Since my original post my ABF has been released from jail. I received this information second hand.....he did not contact me. A few days later the cable was turned off that was in his name. It seemed pretty clear he must be finished w me. It was a nice twist to the knife that was already in my heart. The next night he showed up w the cops to pick up his things. My heart sunk but at least I was not living with the unknown anymore. We were civil and I helped him with his things as he told me he didn't wanna do this and he loved me and asked for a hug. There wasn't much more conversation he finished packing and left. It broke my heart but I accepted that it was really over and that was that.

The next day he called from work(he got his job back) and was hysterical crying. He didn't want to do that,he was ordered from my house by the judge, he loved me so much, he missed me and my kids, he was empty with out us, he couldn't believe he lost us, he had gotten my letter and kept it with him all the time .....blah. He said the pain had gotten great enough and he was sober and back in AA.

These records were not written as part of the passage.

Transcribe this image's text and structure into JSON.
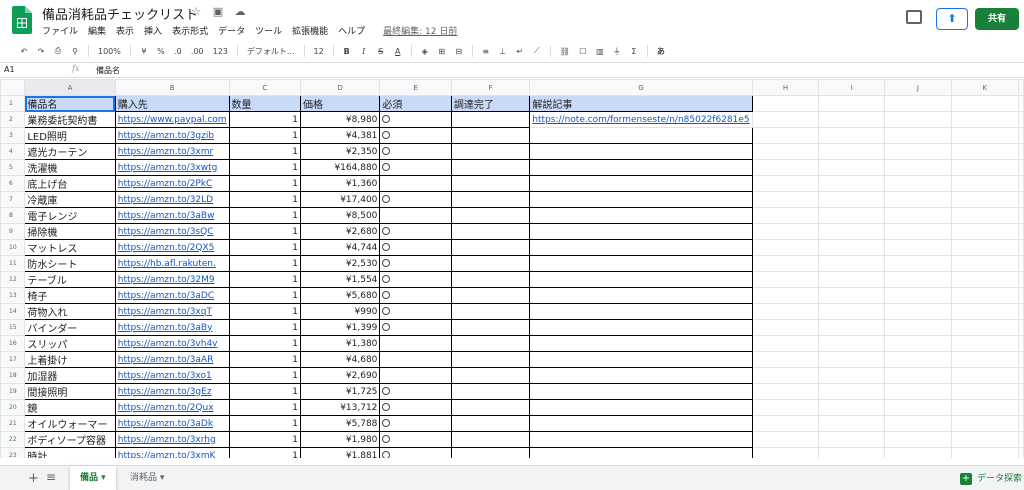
{
  "app": {
    "title": "備品消耗品チェックリスト",
    "star_icon": "☆",
    "move_icon": "▣",
    "cloud_icon": "☁",
    "menu": [
      "ファイル",
      "編集",
      "表示",
      "挿入",
      "表示形式",
      "データ",
      "ツール",
      "拡張機能",
      "ヘルプ"
    ],
    "last_edit": "最終編集: 12 日前",
    "share_label": "共有",
    "present_icon": "⬆"
  },
  "toolbar": {
    "undo": "↶",
    "redo": "↷",
    "print": "⎙",
    "paint_format": "⚲",
    "zoom": "100%",
    "currency": "¥",
    "percent": "%",
    "decimal_less": ".0",
    "decimal_more": ".00",
    "number_format": "123",
    "font": "デフォルト...",
    "font_size": "12",
    "bold": "B",
    "italic": "I",
    "strikethrough": "S",
    "text_color": "A",
    "fill_color": "◈",
    "borders": "⊞",
    "merge": "⊟",
    "halign": "≡",
    "valign": "⊥",
    "wrap": "↵",
    "rotate": "⟋",
    "link": "⛓",
    "comment": "☐",
    "chart": "▥",
    "filter": "⏚",
    "functions": "Σ",
    "input_tools": "あ"
  },
  "formula_bar": {
    "cell_ref": "A1",
    "fx": "fx",
    "content": "備品名"
  },
  "grid": {
    "columns": [
      "A",
      "B",
      "C",
      "D",
      "E",
      "F",
      "G",
      "H",
      "I",
      "J",
      "K"
    ],
    "header": [
      "備品名",
      "購入先",
      "数量",
      "価格",
      "必須",
      "調達完了",
      "解説記事"
    ],
    "rows": [
      {
        "n": "2",
        "name": "業務委託契約書",
        "url": "https://www.paypal.com",
        "qty": "1",
        "price": "¥8,980",
        "req": true,
        "article": "https://note.com/formenseste/n/n85022f6281e5"
      },
      {
        "n": "3",
        "name": "LED照明",
        "url": "https://amzn.to/3gzib",
        "qty": "1",
        "price": "¥4,381",
        "req": true,
        "article": ""
      },
      {
        "n": "4",
        "name": "遮光カーテン",
        "url": "https://amzn.to/3xmr",
        "qty": "1",
        "price": "¥2,350",
        "req": true,
        "article": ""
      },
      {
        "n": "5",
        "name": "洗濯機",
        "url": "https://amzn.to/3xwtg",
        "qty": "1",
        "price": "¥164,880",
        "req": true,
        "article": ""
      },
      {
        "n": "6",
        "name": "底上げ台",
        "url": "https://amzn.to/2PkC",
        "qty": "1",
        "price": "¥1,360",
        "req": false,
        "article": ""
      },
      {
        "n": "7",
        "name": "冷蔵庫",
        "url": "https://amzn.to/32LD",
        "qty": "1",
        "price": "¥17,400",
        "req": true,
        "article": ""
      },
      {
        "n": "8",
        "name": "電子レンジ",
        "url": "https://amzn.to/3aBw",
        "qty": "1",
        "price": "¥8,500",
        "req": false,
        "article": ""
      },
      {
        "n": "9",
        "name": "掃除機",
        "url": "https://amzn.to/3sQC",
        "qty": "1",
        "price": "¥2,680",
        "req": true,
        "article": ""
      },
      {
        "n": "10",
        "name": "マットレス",
        "url": "https://amzn.to/2QX5",
        "qty": "1",
        "price": "¥4,744",
        "req": true,
        "article": ""
      },
      {
        "n": "11",
        "name": "防水シート",
        "url": "https://hb.afl.rakuten.",
        "qty": "1",
        "price": "¥2,530",
        "req": true,
        "article": ""
      },
      {
        "n": "12",
        "name": "テーブル",
        "url": "https://amzn.to/32M9",
        "qty": "1",
        "price": "¥1,554",
        "req": true,
        "article": ""
      },
      {
        "n": "13",
        "name": "椅子",
        "url": "https://amzn.to/3aDC",
        "qty": "1",
        "price": "¥5,680",
        "req": true,
        "article": ""
      },
      {
        "n": "14",
        "name": "荷物入れ",
        "url": "https://amzn.to/3xqT",
        "qty": "1",
        "price": "¥990",
        "req": true,
        "article": ""
      },
      {
        "n": "15",
        "name": "バインダー",
        "url": "https://amzn.to/3aBy",
        "qty": "1",
        "price": "¥1,399",
        "req": true,
        "article": ""
      },
      {
        "n": "16",
        "name": "スリッパ",
        "url": "https://amzn.to/3vh4v",
        "qty": "1",
        "price": "¥1,380",
        "req": false,
        "article": ""
      },
      {
        "n": "17",
        "name": "上着掛け",
        "url": "https://amzn.to/3aAR",
        "qty": "1",
        "price": "¥4,680",
        "req": false,
        "article": ""
      },
      {
        "n": "18",
        "name": "加湿器",
        "url": "https://amzn.to/3xo1",
        "qty": "1",
        "price": "¥2,690",
        "req": false,
        "article": ""
      },
      {
        "n": "19",
        "name": "間接照明",
        "url": "https://amzn.to/3gEz",
        "qty": "1",
        "price": "¥1,725",
        "req": true,
        "article": ""
      },
      {
        "n": "20",
        "name": "鏡",
        "url": "https://amzn.to/2Qux",
        "qty": "1",
        "price": "¥13,712",
        "req": true,
        "article": ""
      },
      {
        "n": "21",
        "name": "オイルウォーマー",
        "url": "https://amzn.to/3aDk",
        "qty": "1",
        "price": "¥5,788",
        "req": true,
        "article": ""
      },
      {
        "n": "22",
        "name": "ボディソープ容器",
        "url": "https://amzn.to/3xrhg",
        "qty": "1",
        "price": "¥1,980",
        "req": true,
        "article": ""
      },
      {
        "n": "23",
        "name": "時計",
        "url": "https://amzn.to/3xmK",
        "qty": "1",
        "price": "¥1,881",
        "req": true,
        "article": ""
      }
    ]
  },
  "sheets": {
    "add": "+",
    "all": "≡",
    "tabs": [
      "備品",
      "消耗品"
    ],
    "explore_label": "データ探索"
  }
}
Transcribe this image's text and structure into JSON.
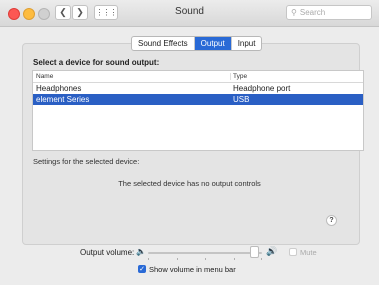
{
  "window": {
    "title": "Sound"
  },
  "toolbar": {
    "back_icon": "chevron-left-icon",
    "forward_icon": "chevron-right-icon",
    "show_all_icon": "grid-icon",
    "search_placeholder": "Search"
  },
  "tabs": [
    {
      "label": "Sound Effects",
      "active": false
    },
    {
      "label": "Output",
      "active": true
    },
    {
      "label": "Input",
      "active": false
    }
  ],
  "output": {
    "heading": "Select a device for sound output:",
    "columns": {
      "name": "Name",
      "type": "Type"
    },
    "devices": [
      {
        "name": "Headphones",
        "type": "Headphone port",
        "selected": false
      },
      {
        "name": "element Series",
        "type": "USB",
        "selected": true
      }
    ],
    "settings_label": "Settings for the selected device:",
    "no_controls_text": "The selected device has no output controls"
  },
  "help": {
    "label": "?"
  },
  "volume": {
    "label": "Output volume:",
    "level_fraction": 0.93,
    "mute_label": "Mute",
    "mute_checked": false,
    "show_in_menu_bar_label": "Show volume in menu bar",
    "show_in_menu_bar_checked": true
  },
  "colors": {
    "accent": "#2a6ad6",
    "selection": "#2a5fc4"
  }
}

REALLY!!!! I have such mixed feelings. I have gotten 2 phone calls like this. He has no phone so contact is minimal but I am feeling more anger than anything. I feel like he is still trying to manipulate me. I could be wrong but his actions and words are not matching up.

He got my letter which stated I was sorry, I loved him, and I hoped he got better and came home....it was very clear. I know he was in jail but I had made sure he had $ on his books but he did not respond to me or make any attempt to get any kind of message to me good or bad. He loves n missed us so much but made no attempt to contact me to let me know he was out and ok. No calls before he turned our cable off or showed up w police. And now these heartfelt expressions of love. Is it me or does it not make any sense?

I continue to moveviewerd but I of course still love him. I am afraid he is still trying to manipulate me and if I see him will get sucked back into the insanity. But what does he have to gain? And why would he cause more damage and pain. So far I am staying strong abut I am so confused. Any thoughts?